One day Laci phoned from Nagyvárad to say that our parents were alive. They were at home in Berettyóújfalu, and we would be seeing them soon. How soon? Soon . He refused to go beyond the essentials. Our parents were probably as thin and sickly as other returnees. I didn’t relish imagining what their fate had been given what I had heard of concentration camps.

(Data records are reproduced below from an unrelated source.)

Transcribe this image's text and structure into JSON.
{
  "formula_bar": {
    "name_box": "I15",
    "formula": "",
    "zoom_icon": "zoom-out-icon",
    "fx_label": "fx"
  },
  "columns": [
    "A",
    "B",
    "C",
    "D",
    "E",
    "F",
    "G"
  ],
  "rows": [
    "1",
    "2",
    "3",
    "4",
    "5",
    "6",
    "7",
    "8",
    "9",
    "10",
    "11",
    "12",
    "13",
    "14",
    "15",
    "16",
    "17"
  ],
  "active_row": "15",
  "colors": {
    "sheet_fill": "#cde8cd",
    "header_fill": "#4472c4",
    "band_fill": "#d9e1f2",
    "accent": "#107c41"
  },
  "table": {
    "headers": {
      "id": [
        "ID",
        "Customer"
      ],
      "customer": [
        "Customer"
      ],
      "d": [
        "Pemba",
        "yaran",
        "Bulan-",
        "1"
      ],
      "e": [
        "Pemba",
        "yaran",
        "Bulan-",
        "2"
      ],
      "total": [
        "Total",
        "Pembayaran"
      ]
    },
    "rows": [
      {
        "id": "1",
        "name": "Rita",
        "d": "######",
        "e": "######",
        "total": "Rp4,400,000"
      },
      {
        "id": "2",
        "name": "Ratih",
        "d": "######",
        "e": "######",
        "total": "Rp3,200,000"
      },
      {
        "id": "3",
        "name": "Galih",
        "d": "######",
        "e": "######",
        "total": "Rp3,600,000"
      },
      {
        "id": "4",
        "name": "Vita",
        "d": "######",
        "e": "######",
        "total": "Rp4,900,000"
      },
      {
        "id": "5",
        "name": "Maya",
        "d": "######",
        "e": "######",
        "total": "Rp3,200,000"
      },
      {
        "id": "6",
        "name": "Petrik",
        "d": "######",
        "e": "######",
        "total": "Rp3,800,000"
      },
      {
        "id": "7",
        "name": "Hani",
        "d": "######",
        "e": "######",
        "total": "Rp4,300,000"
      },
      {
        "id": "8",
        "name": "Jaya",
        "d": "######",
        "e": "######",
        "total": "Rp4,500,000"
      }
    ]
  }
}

In the meantime I hunkered down in that apartment so little like home. Everything exuded normalcy, yet things could have worked out much less favorably. In the last year of the war two English pilots had hidden out in the room where I was staying. Their plane had been shot down, and the resistance network brought them here. One evening during dinner the concierge rang the bell and asked who was living there besides the immediate family. “No one,” said Laci. The concierge wanted proof, but Laci would not let him in. When the concierge tried to push his way in, Laci gave him a punch in the face that sent him tumbling down the stairs. “You won’t regret keeping quiet about this,” said Laci, helping him to his feet.